Paliouras: What are the technical difficulties involved in implementing video surveillance?
Davis: Most surveillance efforts require integrating information from many cameras. That’s because the physical area under surveillance is too large to be monitored by one camera. This creates a number of challenges. Often, companies have to archive the video from all cameras for a period of time. This means that the cameras have to be connected over a high-speed network to a central storage facility or they need to have local recording and storing capabilities. Some cameras are “smart” and can monitor incoming video for specific events of interest such as a security violation and can then send data to the central processing server only when such an event occurs.
The operator interface for large-scale surveillance is also very important. Typical control rooms have people monitoring a bank of screens, with each screen showing the video feed from a single camera. Several studies have shown that this is neither efficient nor effective as people get tired and bored. There are great opportunities for amplifying the effectiveness of human security personnel by intelligent detection or prediction of events and directing the attention of security personnel to them.
Paliouras: What is your approach to detecting interesting events?
Davis: In our lab at the University of Maryland, we are specifically interested in activities involving multiple people. On the one hand, there are very difficult technical problems involved when processing video of people interacting with each other or with objects. When people are close to each other, there may be significant interpersonal occlusion, meaning that one body partially blocks the view of another from the camera’s point of view. To make things more difficult, person-to-person interactions are often complex so that their recognition in videos requires fairly high-level reasoning. This requires some way to encode the common sense reasoning that people employ all the time to understand the activities of others.
Paliouras: How can computer vision systems use common sense knowledge?
Davis: Our own approach at the University of Maryland involves a blend of artificial intelligence and video processing. For example, consider the problem of monitoring a parking lot by trying to keep track of the vehicles going in and out. People can do this effortlessly although it is tedious work. Computer vision algorithms that detect and track people and vehicles get confused.

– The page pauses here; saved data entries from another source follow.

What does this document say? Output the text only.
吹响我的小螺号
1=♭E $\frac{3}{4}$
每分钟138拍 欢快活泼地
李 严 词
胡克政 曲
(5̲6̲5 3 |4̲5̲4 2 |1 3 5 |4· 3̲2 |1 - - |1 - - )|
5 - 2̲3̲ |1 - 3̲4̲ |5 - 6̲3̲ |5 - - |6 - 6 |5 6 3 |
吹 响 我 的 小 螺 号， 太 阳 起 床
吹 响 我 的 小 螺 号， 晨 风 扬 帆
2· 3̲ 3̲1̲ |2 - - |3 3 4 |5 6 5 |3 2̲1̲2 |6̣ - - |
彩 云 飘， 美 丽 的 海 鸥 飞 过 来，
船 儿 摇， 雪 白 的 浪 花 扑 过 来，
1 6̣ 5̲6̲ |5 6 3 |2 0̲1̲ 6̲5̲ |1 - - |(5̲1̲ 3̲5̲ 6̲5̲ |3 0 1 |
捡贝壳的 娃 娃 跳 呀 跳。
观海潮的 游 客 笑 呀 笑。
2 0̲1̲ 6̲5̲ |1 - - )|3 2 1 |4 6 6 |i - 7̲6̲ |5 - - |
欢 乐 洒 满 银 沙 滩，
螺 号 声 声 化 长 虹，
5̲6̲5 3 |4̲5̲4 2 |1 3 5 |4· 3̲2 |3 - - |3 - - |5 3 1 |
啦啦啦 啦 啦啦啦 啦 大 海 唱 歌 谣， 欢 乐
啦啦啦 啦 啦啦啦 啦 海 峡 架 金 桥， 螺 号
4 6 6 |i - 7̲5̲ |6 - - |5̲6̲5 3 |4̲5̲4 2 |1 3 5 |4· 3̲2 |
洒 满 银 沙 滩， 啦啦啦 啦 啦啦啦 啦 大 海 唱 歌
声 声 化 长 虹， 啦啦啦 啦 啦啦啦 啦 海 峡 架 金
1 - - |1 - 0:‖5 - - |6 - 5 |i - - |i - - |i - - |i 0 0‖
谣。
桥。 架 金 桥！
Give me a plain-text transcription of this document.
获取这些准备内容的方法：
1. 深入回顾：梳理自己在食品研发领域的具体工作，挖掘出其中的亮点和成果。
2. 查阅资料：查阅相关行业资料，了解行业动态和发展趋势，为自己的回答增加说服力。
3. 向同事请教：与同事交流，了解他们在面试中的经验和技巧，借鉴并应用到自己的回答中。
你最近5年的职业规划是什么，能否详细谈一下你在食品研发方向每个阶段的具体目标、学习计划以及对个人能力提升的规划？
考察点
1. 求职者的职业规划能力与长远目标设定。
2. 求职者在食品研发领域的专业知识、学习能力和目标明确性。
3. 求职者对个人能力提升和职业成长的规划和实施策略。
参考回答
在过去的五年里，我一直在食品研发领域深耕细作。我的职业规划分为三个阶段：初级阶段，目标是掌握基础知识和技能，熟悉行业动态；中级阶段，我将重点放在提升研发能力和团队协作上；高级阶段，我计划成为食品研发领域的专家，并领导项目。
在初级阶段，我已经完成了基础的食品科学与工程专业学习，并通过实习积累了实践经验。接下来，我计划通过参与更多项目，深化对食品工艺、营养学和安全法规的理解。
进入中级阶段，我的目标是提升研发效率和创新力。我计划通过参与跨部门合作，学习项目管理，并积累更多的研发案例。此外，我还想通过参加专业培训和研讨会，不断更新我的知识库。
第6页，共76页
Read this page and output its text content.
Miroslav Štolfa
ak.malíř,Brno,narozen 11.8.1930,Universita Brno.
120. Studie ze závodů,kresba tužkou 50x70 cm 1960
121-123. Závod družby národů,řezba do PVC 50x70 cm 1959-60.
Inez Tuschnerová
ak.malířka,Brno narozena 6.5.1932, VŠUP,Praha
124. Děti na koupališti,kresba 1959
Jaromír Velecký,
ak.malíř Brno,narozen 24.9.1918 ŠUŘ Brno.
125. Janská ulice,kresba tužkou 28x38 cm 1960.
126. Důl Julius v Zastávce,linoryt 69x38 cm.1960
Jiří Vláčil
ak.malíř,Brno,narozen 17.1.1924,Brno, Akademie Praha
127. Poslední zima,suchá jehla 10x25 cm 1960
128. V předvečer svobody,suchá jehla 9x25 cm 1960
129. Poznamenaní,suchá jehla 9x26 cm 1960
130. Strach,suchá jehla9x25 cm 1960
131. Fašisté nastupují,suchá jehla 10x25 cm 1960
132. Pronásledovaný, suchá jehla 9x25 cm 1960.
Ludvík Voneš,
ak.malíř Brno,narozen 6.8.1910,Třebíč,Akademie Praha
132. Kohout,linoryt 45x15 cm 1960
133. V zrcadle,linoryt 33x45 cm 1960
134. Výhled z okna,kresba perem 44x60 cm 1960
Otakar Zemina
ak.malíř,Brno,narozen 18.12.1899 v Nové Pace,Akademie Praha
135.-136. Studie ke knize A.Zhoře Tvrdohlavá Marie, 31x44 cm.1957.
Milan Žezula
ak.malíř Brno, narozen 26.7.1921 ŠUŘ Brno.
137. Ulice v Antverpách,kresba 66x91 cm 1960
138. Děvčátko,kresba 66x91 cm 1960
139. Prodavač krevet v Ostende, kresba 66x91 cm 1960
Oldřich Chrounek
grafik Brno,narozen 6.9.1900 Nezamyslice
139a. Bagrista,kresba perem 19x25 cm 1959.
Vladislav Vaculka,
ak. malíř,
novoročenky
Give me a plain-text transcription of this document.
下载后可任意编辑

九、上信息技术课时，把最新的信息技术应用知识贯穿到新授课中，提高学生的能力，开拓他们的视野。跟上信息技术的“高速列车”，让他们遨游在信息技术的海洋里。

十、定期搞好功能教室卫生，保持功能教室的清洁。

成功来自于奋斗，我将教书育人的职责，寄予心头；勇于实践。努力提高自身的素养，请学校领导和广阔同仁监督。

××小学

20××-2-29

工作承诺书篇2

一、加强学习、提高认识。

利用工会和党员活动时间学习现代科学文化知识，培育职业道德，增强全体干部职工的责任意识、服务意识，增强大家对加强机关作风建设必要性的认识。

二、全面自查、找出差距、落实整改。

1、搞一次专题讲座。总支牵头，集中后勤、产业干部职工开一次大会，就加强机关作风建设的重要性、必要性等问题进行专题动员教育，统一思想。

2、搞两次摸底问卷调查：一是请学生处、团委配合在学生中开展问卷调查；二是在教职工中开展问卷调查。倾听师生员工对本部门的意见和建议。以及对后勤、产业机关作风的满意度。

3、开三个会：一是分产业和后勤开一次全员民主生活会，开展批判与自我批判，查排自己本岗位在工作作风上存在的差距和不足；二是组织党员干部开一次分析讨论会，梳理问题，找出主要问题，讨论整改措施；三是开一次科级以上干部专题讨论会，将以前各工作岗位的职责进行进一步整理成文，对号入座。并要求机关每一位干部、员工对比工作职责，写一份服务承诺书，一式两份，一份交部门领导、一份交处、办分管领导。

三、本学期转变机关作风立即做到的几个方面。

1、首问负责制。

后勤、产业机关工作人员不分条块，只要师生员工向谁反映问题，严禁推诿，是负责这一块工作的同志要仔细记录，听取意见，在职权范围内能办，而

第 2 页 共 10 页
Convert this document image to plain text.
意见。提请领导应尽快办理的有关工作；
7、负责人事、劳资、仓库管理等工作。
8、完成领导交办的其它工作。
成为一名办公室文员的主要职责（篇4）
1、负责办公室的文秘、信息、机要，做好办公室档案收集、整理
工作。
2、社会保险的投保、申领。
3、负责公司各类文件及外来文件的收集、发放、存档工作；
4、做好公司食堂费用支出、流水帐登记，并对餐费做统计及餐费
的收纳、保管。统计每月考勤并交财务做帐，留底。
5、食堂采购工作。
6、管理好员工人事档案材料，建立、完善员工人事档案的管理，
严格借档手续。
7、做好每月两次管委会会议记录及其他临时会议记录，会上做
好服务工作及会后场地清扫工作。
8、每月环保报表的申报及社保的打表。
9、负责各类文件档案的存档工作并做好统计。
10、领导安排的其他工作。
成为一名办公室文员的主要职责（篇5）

For example, when a person moves between two parked vehicles and disappears, a computer vision algorithm must determine which vehicle the person entered. Common sense can help: If one of the two vehicles leaves after the person “disappears” between them, then the person probably entered the vehicle that left. We would be especially certain of this if the person was on the driver’s side of the vehicle and the system believed that the vehicle was previously empty. All of this common sense knowledge can be encoded in logic but traditional logic has to be extended to reason with the aid of probability. This is the current focus of our research: Identifying the relevant common sense knowledge, encoding it logically, and working to improve the way computers use it to visually analyze human interactions.
Paliouras: What developments do you see coming in the future?
Davis: Future research on visual surveillance will emphasize the modeling and recognition of events that evolve over much longer periods of time than current surveillance systems can handle. For example, it would be useful to model the formation of crowds to anticipate potentially dangerous situations or create summaries of long videos (such as sports games) for browsing. Such events will be composed of what we currently consider to be complex events and will capture the way in which they evolve over time.